ASML Aktie: Zahlen-Countdown läuft!
Veröffentlicht: 08.07.2026 um 19:06 Uhr, Redaktion boerse-global.de
ASML hat in diesem Jahr eine massive Rally hingelegt. Die Aktie notiert aktuell bei rund 1.515 Euro. Das bedeutet ein Plus von über 53 Prozent seit Januar. Kürzlich markierte der Kurs ein Allzeithoch bei 1.748 Euro.
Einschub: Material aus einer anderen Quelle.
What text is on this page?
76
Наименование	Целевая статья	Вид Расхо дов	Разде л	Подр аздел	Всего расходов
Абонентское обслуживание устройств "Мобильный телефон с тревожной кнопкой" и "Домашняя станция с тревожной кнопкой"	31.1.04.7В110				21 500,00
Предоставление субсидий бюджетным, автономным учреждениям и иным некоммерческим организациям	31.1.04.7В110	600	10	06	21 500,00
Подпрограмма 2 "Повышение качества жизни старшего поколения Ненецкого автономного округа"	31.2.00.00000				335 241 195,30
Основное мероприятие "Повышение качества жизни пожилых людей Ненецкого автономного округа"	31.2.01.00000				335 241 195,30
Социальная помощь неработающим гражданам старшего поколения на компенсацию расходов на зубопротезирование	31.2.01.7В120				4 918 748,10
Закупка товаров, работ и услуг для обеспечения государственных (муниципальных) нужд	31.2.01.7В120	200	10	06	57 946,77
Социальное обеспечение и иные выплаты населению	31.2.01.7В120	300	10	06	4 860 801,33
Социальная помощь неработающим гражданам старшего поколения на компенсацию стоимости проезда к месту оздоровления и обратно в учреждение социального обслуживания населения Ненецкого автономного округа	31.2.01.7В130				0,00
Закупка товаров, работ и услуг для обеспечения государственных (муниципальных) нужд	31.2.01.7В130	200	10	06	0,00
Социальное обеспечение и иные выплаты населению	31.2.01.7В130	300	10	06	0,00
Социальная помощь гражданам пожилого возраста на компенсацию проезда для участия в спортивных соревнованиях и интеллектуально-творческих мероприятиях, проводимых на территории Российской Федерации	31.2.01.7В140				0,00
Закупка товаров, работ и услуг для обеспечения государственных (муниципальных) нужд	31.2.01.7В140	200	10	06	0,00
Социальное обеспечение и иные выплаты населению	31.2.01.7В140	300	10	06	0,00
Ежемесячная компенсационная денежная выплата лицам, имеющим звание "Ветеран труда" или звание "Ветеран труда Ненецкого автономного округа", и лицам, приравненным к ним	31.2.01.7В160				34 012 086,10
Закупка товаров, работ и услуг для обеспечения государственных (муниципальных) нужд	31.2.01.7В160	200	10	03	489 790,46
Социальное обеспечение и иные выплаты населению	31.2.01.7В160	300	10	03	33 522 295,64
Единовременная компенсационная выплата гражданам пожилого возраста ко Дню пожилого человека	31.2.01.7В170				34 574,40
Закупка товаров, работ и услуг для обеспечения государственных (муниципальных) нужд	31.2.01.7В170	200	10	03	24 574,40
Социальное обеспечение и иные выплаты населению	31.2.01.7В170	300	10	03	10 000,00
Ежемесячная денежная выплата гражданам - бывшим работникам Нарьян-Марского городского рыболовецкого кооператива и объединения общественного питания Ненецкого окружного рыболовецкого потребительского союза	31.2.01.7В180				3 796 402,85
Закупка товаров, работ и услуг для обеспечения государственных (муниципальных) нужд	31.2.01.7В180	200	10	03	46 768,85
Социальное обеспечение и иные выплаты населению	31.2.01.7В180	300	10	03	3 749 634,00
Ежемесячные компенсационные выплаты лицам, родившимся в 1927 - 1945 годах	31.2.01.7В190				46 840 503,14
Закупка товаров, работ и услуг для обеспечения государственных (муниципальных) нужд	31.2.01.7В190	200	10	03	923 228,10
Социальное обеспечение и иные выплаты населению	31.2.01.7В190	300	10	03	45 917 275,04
Seit Ende Juni korrigiert das Papier. Der Rücksetzer beträgt mittlerweile rund 13 Prozent. Dennoch hält der Titel seine wichtige 50-Tage-Linie. Im ersten Quartal übertraf der Chipanlagenbauer die Erwartungen deutlich. KI-Chips sorgten für volle Auftragsbücher. Das Management hob daraufhin sogar die Jahresprognose an.
Die Aussicht auf das zweite Quartal fiel jedoch verhalten aus. Schwächere Geschäfte in China belasteten den kurzfristigen Ausblick. Im Juli präsentiert ASML neue Zahlen. Dann muss der Konzern beweisen, ob die Prognose aus dem April Bestand hat.
China-Schwäche trifft auf KI-Boom
Ein zentraler Konflikt bestimmt die nächste Kursrichtung. Kann die massive Nachfrage nach KI-Logikchips den strukturellen Einbruch in China ausgleichen? Das Asiengeschäft rutschte zuletzt deutlich ab.
Ende 2025 gingen noch 36 Prozent der Anlagen in die Volksrepublik. Zum Jahresstart 2026 brach dieser Anteil auf 19 Prozent ein. Das Management wertet dies als offenen Balanceakt. Die aktuelle Spanne für die Umsatzziele spiegelt genau diese Unsicherheit wider.
Das Bullen-Szenario: Speicherchips als zweiter Motor
Optimisten blicken auf die Nachfrage abseits von China. Südkorea entwickelt sich zum starken Wachstumstreiber. Der Umsatzanteil des Landes sprang im ersten Quartal auf 45 Prozent. Ende 2025 lag dieser Wert noch bei 22 Prozent. Über die Hälfte aller Auslieferungen floss in die Produktion von Speicherchips.
Samsung baut seine Kapazitäten massiv aus. Die Südkoreaner bestellten rund 20 der teuren EUV-Systeme. Auch bei der nächsten Generation drückt ASML aufs Tempo. Das Unternehmen will im laufenden Jahr mindestens 60 Low-NA-Systeme ausliefern. Für 2027 plant der Konzern mit 80 Anlagen.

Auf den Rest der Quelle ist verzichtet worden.